Best I can tell it makes a nice water white honey and lots of it.

When I disced the vetch area it was very noticeable how the disc would go deeper into the ground. I makes a major soil improvement.


----------



## dragonfly

My experience with hairy vetch locally is that bees don't work it much. There's probably preferable sources blooming in this area at the same time. It is easy to grow and comes back readily from seed, though.


----------



## mendocino queen honey

*white honey from vetch*

We usually get a nice crop of yellow of white honey from purple, common and hairy vetch. really, our first crop of the year. Has a vanilla/ansise flavor to my palete.

You'd have to plant at least a couple of acres of it to see any of the honey-imo. It is planted by Cal-trans along the highways- i guess to help control erosion.

Matt


----------



## cow pollinater

In my experiance, hairy vetch has been quite fickle. At one place the bees work it quite well in the mornings and late afternoon but at another place just five miles away they won't touch it even when there is nothing coming in.


----------



## BjornBee

Hairy and Purple vetch are good nectar sources (Except at Cow pollinator's place. I heard it was fickle.) Crown vetch does not have a nectar source.


----------



## Myron Denny

Is there somewhere we can compare the amount and quality of the honey made from different plant sources?
Possible honey source crops:
Hairy Vetch was the standard here for years, now you don't see it at all.
Anyone had experience with Arrowleaf clover for honey production?
Canola acording to what I read tends to crystalize too quick.
Is there any crop that will compare with Hairy Vetch for quality and quantity?
Almost all legumes require soil that is not acid, our Co Agent says 6.0 PH.


----------



## Ted n Ms

I think it's the difference in the ph of the soil.

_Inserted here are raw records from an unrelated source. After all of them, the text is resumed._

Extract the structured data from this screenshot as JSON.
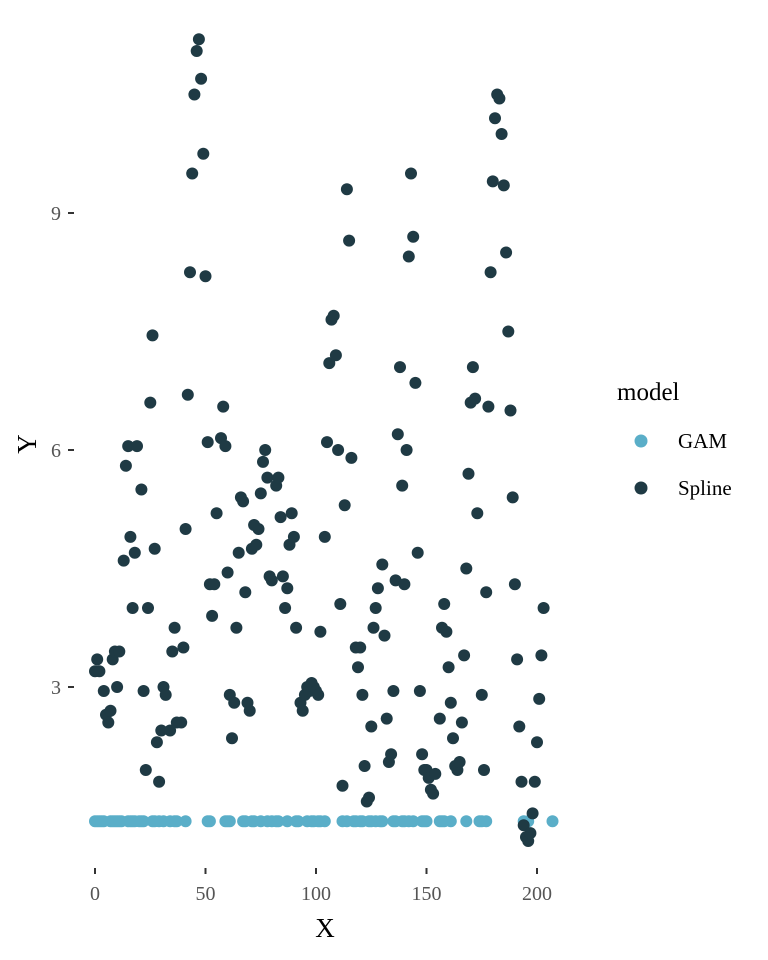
{
  "chart_data": {
    "type": "scatter",
    "title": "",
    "xlabel": "X",
    "ylabel": "Y",
    "xlim": [
      -4,
      210
    ],
    "ylim": [
      0.6,
      11.2
    ],
    "xticks": [
      0,
      50,
      100,
      150,
      200
    ],
    "yticks": [
      3,
      6,
      9
    ],
    "x_tick_labels": [
      "0",
      "50",
      "100",
      "150",
      "200"
    ],
    "y_tick_labels": [
      "3",
      "6",
      "9"
    ],
    "grid": false,
    "legend": {
      "title": "model",
      "position": "right",
      "entries": [
        "GAM",
        "Spline"
      ]
    },
    "colors": {
      "GAM": "#5AAEC8",
      "Spline": "#1F3A44"
    },
    "series": [
      {
        "name": "GAM",
        "points": [
          [
            0,
            1.3
          ],
          [
            1,
            1.3
          ],
          [
            2,
            1.3
          ],
          [
            3,
            1.3
          ],
          [
            4,
            1.3
          ],
          [
            7,
            1.3
          ],
          [
            8,
            1.3
          ],
          [
            9,
            1.3
          ],
          [
            10,
            1.3
          ],
          [
            11,
            1.3
          ],
          [
            12,
            1.3
          ],
          [
            15,
            1.3
          ],
          [
            16,
            1.3
          ],
          [
            17,
            1.3
          ],
          [
            18,
            1.3
          ],
          [
            20,
            1.3
          ],
          [
            21,
            1.3
          ],
          [
            22,
            1.3
          ],
          [
            26,
            1.3
          ],
          [
            27,
            1.3
          ],
          [
            29,
            1.3
          ],
          [
            31,
            1.3
          ],
          [
            34,
            1.3
          ],
          [
            36,
            1.3
          ],
          [
            37,
            1.3
          ],
          [
            41,
            1.3
          ],
          [
            51,
            1.3
          ],
          [
            52,
            1.3
          ],
          [
            59,
            1.3
          ],
          [
            60,
            1.3
          ],
          [
            61,
            1.3
          ],
          [
            67,
            1.3
          ],
          [
            68,
            1.3
          ],
          [
            71,
            1.3
          ],
          [
            72,
            1.3
          ],
          [
            75,
            1.3
          ],
          [
            78,
            1.3
          ],
          [
            80,
            1.3
          ],
          [
            82,
            1.3
          ],
          [
            83,
            1.3
          ],
          [
            87,
            1.3
          ],
          [
            91,
            1.3
          ],
          [
            92,
            1.3
          ],
          [
            96,
            1.3
          ],
          [
            98,
            1.3
          ],
          [
            99,
            1.3
          ],
          [
            101,
            1.3
          ],
          [
            102,
            1.3
          ],
          [
            104,
            1.3
          ],
          [
            112,
            1.3
          ],
          [
            114,
            1.3
          ],
          [
            117,
            1.3
          ],
          [
            118,
            1.3
          ],
          [
            120,
            1.3
          ],
          [
            121,
            1.3
          ],
          [
            124,
            1.3
          ],
          [
            125,
            1.3
          ],
          [
            127,
            1.3
          ],
          [
            129,
            1.3
          ],
          [
            130,
            1.3
          ],
          [
            135,
            1.3
          ],
          [
            136,
            1.3
          ],
          [
            139,
            1.3
          ],
          [
            140,
            1.3
          ],
          [
            142,
            1.3
          ],
          [
            144,
            1.3
          ],
          [
            148,
            1.3
          ],
          [
            149,
            1.3
          ],
          [
            150,
            1.3
          ],
          [
            156,
            1.3
          ],
          [
            157,
            1.3
          ],
          [
            158,
            1.3
          ],
          [
            161,
            1.3
          ],
          [
            168,
            1.3
          ],
          [
            174,
            1.3
          ],
          [
            175,
            1.3
          ],
          [
            177,
            1.3
          ],
          [
            194,
            1.3
          ],
          [
            196,
            1.3
          ],
          [
            207,
            1.3
          ]
        ]
      },
      {
        "name": "Spline",
        "points": [
          [
            0,
            3.2
          ],
          [
            1,
            3.35
          ],
          [
            2,
            3.2
          ],
          [
            4,
            2.95
          ],
          [
            5,
            2.65
          ],
          [
            6,
            2.55
          ],
          [
            7,
            2.7
          ],
          [
            8,
            3.35
          ],
          [
            9,
            3.45
          ],
          [
            10,
            3.0
          ],
          [
            11,
            3.45
          ],
          [
            13,
            4.6
          ],
          [
            14,
            5.8
          ],
          [
            15,
            6.05
          ],
          [
            16,
            4.9
          ],
          [
            17,
            4.0
          ],
          [
            18,
            4.7
          ],
          [
            19,
            6.05
          ],
          [
            21,
            5.5
          ],
          [
            22,
            2.95
          ],
          [
            23,
            1.95
          ],
          [
            24,
            4.0
          ],
          [
            25,
            6.6
          ],
          [
            26,
            7.45
          ],
          [
            27,
            4.75
          ],
          [
            28,
            2.3
          ],
          [
            29,
            1.8
          ],
          [
            30,
            2.45
          ],
          [
            31,
            3.0
          ],
          [
            32,
            2.9
          ],
          [
            34,
            2.45
          ],
          [
            35,
            3.45
          ],
          [
            36,
            3.75
          ],
          [
            37,
            2.55
          ],
          [
            39,
            2.55
          ],
          [
            40,
            3.5
          ],
          [
            41,
            5.0
          ],
          [
            42,
            6.7
          ],
          [
            43,
            8.25
          ],
          [
            44,
            9.5
          ],
          [
            45,
            10.5
          ],
          [
            46,
            11.05
          ],
          [
            47,
            11.2
          ],
          [
            48,
            10.7
          ],
          [
            49,
            9.75
          ],
          [
            50,
            8.2
          ],
          [
            51,
            6.1
          ],
          [
            52,
            4.3
          ],
          [
            53,
            3.9
          ],
          [
            54,
            4.3
          ],
          [
            55,
            5.2
          ],
          [
            57,
            6.15
          ],
          [
            58,
            6.55
          ],
          [
            59,
            6.05
          ],
          [
            60,
            4.45
          ],
          [
            61,
            2.9
          ],
          [
            62,
            2.35
          ],
          [
            63,
            2.8
          ],
          [
            64,
            3.75
          ],
          [
            65,
            4.7
          ],
          [
            66,
            5.4
          ],
          [
            67,
            5.35
          ],
          [
            68,
            4.2
          ],
          [
            69,
            2.8
          ],
          [
            70,
            2.7
          ],
          [
            71,
            4.75
          ],
          [
            72,
            5.05
          ],
          [
            73,
            4.8
          ],
          [
            74,
            5.0
          ],
          [
            75,
            5.45
          ],
          [
            76,
            5.85
          ],
          [
            77,
            6.0
          ],
          [
            78,
            5.65
          ],
          [
            79,
            4.4
          ],
          [
            80,
            4.35
          ],
          [
            82,
            5.55
          ],
          [
            83,
            5.65
          ],
          [
            84,
            5.15
          ],
          [
            85,
            4.4
          ],
          [
            86,
            4.0
          ],
          [
            87,
            4.25
          ],
          [
            88,
            4.8
          ],
          [
            89,
            5.2
          ],
          [
            90,
            4.9
          ],
          [
            91,
            3.75
          ],
          [
            93,
            2.8
          ],
          [
            94,
            2.7
          ],
          [
            95,
            2.9
          ],
          [
            96,
            3.0
          ],
          [
            97,
            2.95
          ],
          [
            98,
            3.05
          ],
          [
            99,
            3.0
          ],
          [
            100,
            2.95
          ],
          [
            101,
            2.9
          ],
          [
            102,
            3.7
          ],
          [
            104,
            4.9
          ],
          [
            105,
            6.1
          ],
          [
            106,
            7.1
          ],
          [
            107,
            7.65
          ],
          [
            108,
            7.7
          ],
          [
            109,
            7.2
          ],
          [
            110,
            6.0
          ],
          [
            111,
            4.05
          ],
          [
            112,
            1.75
          ],
          [
            113,
            5.3
          ],
          [
            114,
            9.3
          ],
          [
            115,
            8.65
          ],
          [
            116,
            5.9
          ],
          [
            118,
            3.5
          ],
          [
            119,
            3.25
          ],
          [
            120,
            3.5
          ],
          [
            121,
            2.9
          ],
          [
            122,
            2.0
          ],
          [
            123,
            1.55
          ],
          [
            124,
            1.6
          ],
          [
            125,
            2.5
          ],
          [
            126,
            3.75
          ],
          [
            127,
            4.0
          ],
          [
            128,
            4.25
          ],
          [
            130,
            4.55
          ],
          [
            131,
            3.65
          ],
          [
            132,
            2.6
          ],
          [
            133,
            2.05
          ],
          [
            134,
            2.15
          ],
          [
            135,
            2.95
          ],
          [
            136,
            4.35
          ],
          [
            137,
            6.2
          ],
          [
            138,
            7.05
          ],
          [
            139,
            5.55
          ],
          [
            140,
            4.3
          ],
          [
            141,
            6.0
          ],
          [
            142,
            8.45
          ],
          [
            143,
            9.5
          ],
          [
            144,
            8.7
          ],
          [
            145,
            6.85
          ],
          [
            146,
            4.7
          ],
          [
            147,
            2.95
          ],
          [
            148,
            2.15
          ],
          [
            149,
            1.95
          ],
          [
            150,
            1.95
          ],
          [
            151,
            1.85
          ],
          [
            152,
            1.7
          ],
          [
            153,
            1.65
          ],
          [
            154,
            1.9
          ],
          [
            156,
            2.6
          ],
          [
            157,
            3.75
          ],
          [
            158,
            4.05
          ],
          [
            159,
            3.7
          ],
          [
            160,
            3.25
          ],
          [
            161,
            2.8
          ],
          [
            162,
            2.35
          ],
          [
            163,
            2.0
          ],
          [
            164,
            1.95
          ],
          [
            165,
            2.05
          ],
          [
            166,
            2.55
          ],
          [
            167,
            3.4
          ],
          [
            168,
            4.5
          ],
          [
            169,
            5.7
          ],
          [
            170,
            6.6
          ],
          [
            171,
            7.05
          ],
          [
            172,
            6.65
          ],
          [
            173,
            5.2
          ],
          [
            175,
            2.9
          ],
          [
            176,
            1.95
          ],
          [
            177,
            4.2
          ],
          [
            178,
            6.55
          ],
          [
            179,
            8.25
          ],
          [
            180,
            9.4
          ],
          [
            181,
            10.2
          ],
          [
            182,
            10.5
          ],
          [
            183,
            10.45
          ],
          [
            184,
            10.0
          ],
          [
            185,
            9.35
          ],
          [
            186,
            8.5
          ],
          [
            187,
            7.5
          ],
          [
            188,
            6.5
          ],
          [
            189,
            5.4
          ],
          [
            190,
            4.3
          ],
          [
            191,
            3.35
          ],
          [
            192,
            2.5
          ],
          [
            193,
            1.8
          ],
          [
            194,
            1.25
          ],
          [
            195,
            1.1
          ],
          [
            196,
            1.05
          ],
          [
            197,
            1.15
          ],
          [
            198,
            1.4
          ],
          [
            199,
            1.8
          ],
          [
            200,
            2.3
          ],
          [
            201,
            2.85
          ],
          [
            202,
            3.4
          ],
          [
            203,
            4.0
          ]
        ]
      }
    ]
  }
}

Probably needs a low ph.


----------



## soupcan

Not at all uncommon to see Vetch nectar dry up in the heat of the day.
Sometimes the bees will become real mean real fast when this happens.
Also it seems that bees will vist more often vetch that is planted on better quality soil than the poorer soils.


----------



## Jaseemtp

Dragonfly how well does the vetch do in our area? 
When is the best time to plant it?


----------



## bradley39482

hey ya'll
i dont know much about vetch, but white clover does very good for bee's and the soil, not to mention deer! lol but white clover puts nitrogen back into the soil and grows very well even in high ph soils. i planted a 1 acre plot of clover and rye grass together and the clover really helps the grass! it is also very good for the soil in preventing erosion, the bee's make a very good honey from the clover, the down side to clover is that it is expensive.


----------



## Ross

Around here i get loads of water clear honey and fast draw of snow white comb.


----------